Li, Jing, Gao, Guangtao, Kutlu, Cagri, Liu, Keliang, Pei, Gang, Su, Yuehong, Ji, Jie, Riffat, Saffa
Applied energy 2019 v.236 pp. 81-100
cost effectiveness, heat, heat exchangers, power plants, solar thermal energy, steam, volatilization, water temperature
Steam accumulators are the only commercial solution for heat storage of direct steam generation (DSG) solar thermal power plants. Current accumulators have low storage capacity as the turbine suffers from inefficient off-design operation during heat discharge, thereby restricting the development of DSG technology. This work presents a novel approach to solving this problem by using two-stage accumulators and steam-organic Rankine cycles (RC-ORC). The system involves unique two-step heat discharge.

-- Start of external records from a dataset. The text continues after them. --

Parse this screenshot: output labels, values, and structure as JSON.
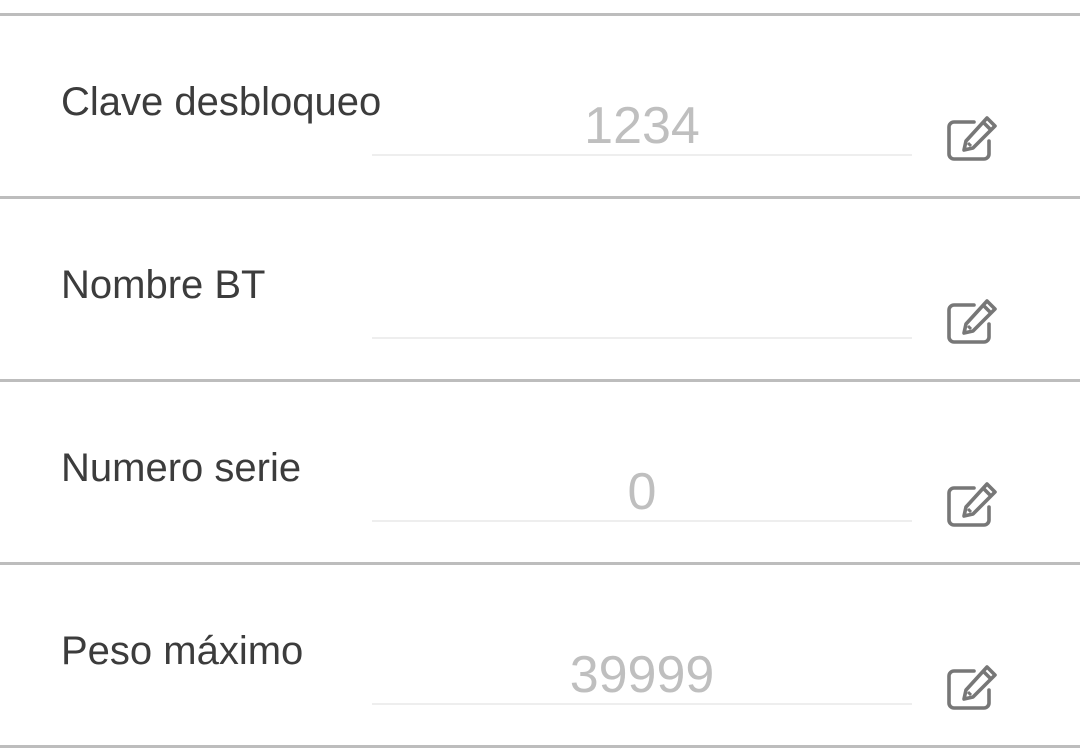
{
  "settings": {
    "rows": [
      {
        "label": "Clave desbloqueo",
        "value": "1234",
        "icon": "edit-icon"
      },
      {
        "label": "Nombre BT",
        "value": "",
        "icon": "edit-icon"
      },
      {
        "label": "Numero serie",
        "value": "0",
        "icon": "edit-icon"
      },
      {
        "label": "Peso máximo",
        "value": "39999",
        "icon": "edit-icon"
      }
    ]
  },
  "colors": {
    "label": "#3c3c3c",
    "value": "#bfbfbf",
    "divider": "#bdbdbd",
    "icon": "#777777"
  }
}
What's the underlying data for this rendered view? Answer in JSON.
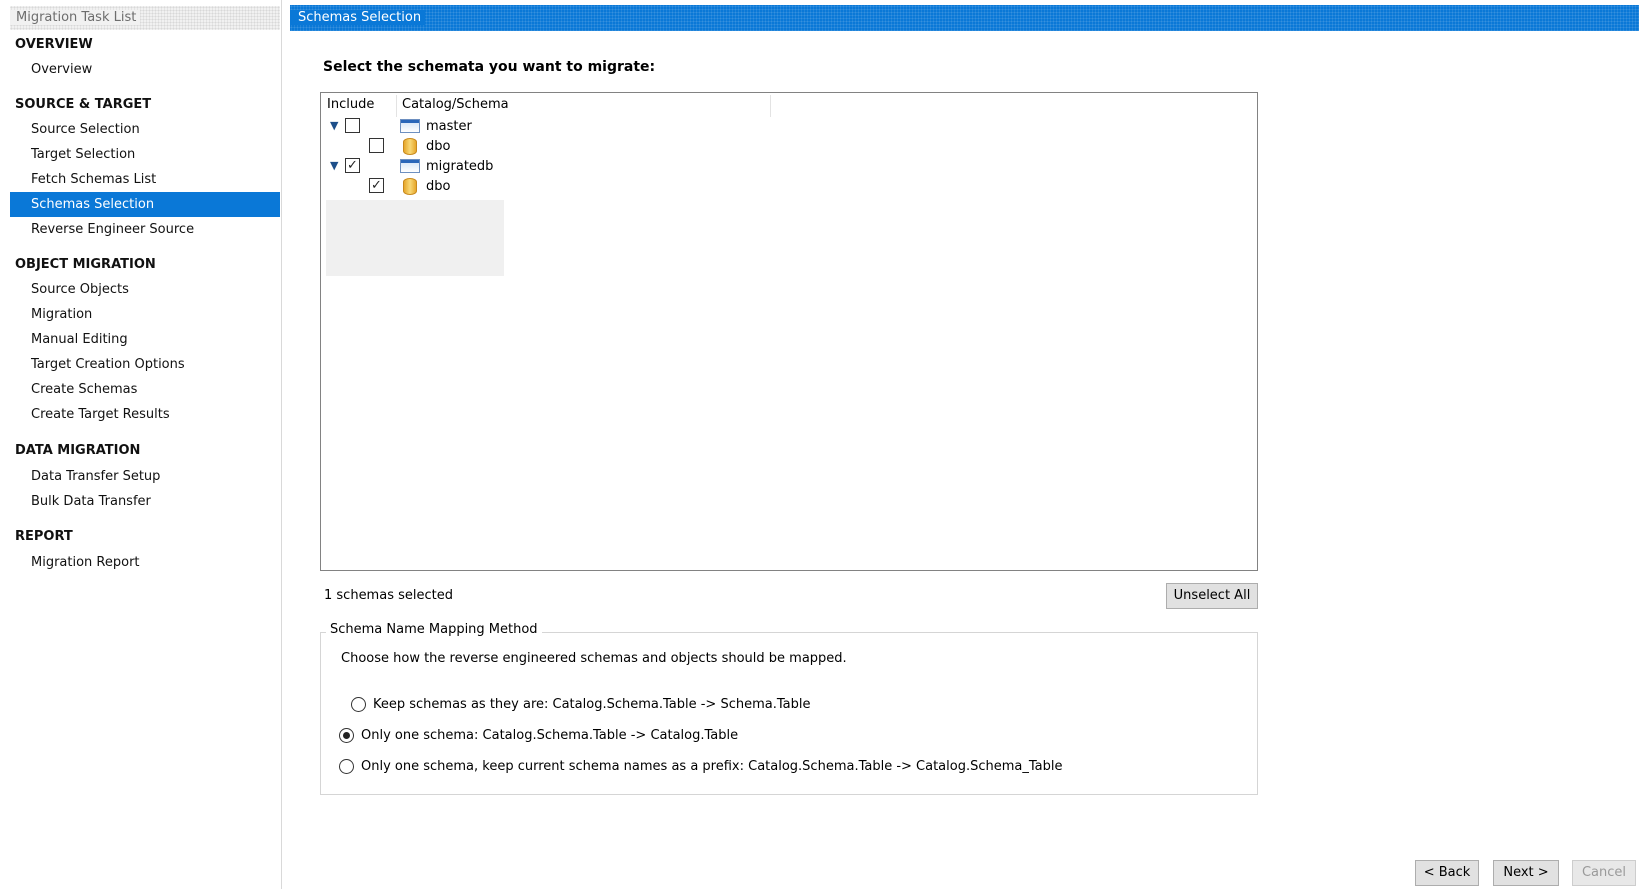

Heat is initially released via water vaporization in a high temperature accumulator (HTA) to drive the RC-ORC, leading to an HTA temperature drop of approximately 30 °C. Water at a reduced temperature then flows from the HTA to a low temperature accumulator through a heat exchanger and the heat is used only to drive the ORC. Water temperature further drops by 130–190 °C. The fundamentals of the system are illustrated. A comparison with the conventional DSG system is conducted at a nominal power of 10 MW with an accumulator volume of 2500 m³. Thermodynamic performance of the system is investigated. The equivalent payback period (EPP) regarding the use of the second step heat discharge is estimated. Results indicate that the second step heat discharge can increase the storage capacity by 460%, with an EPP of less than 5 years in most cases. Overall, the proposed solution improves the cost-effectiveness of the DSG system.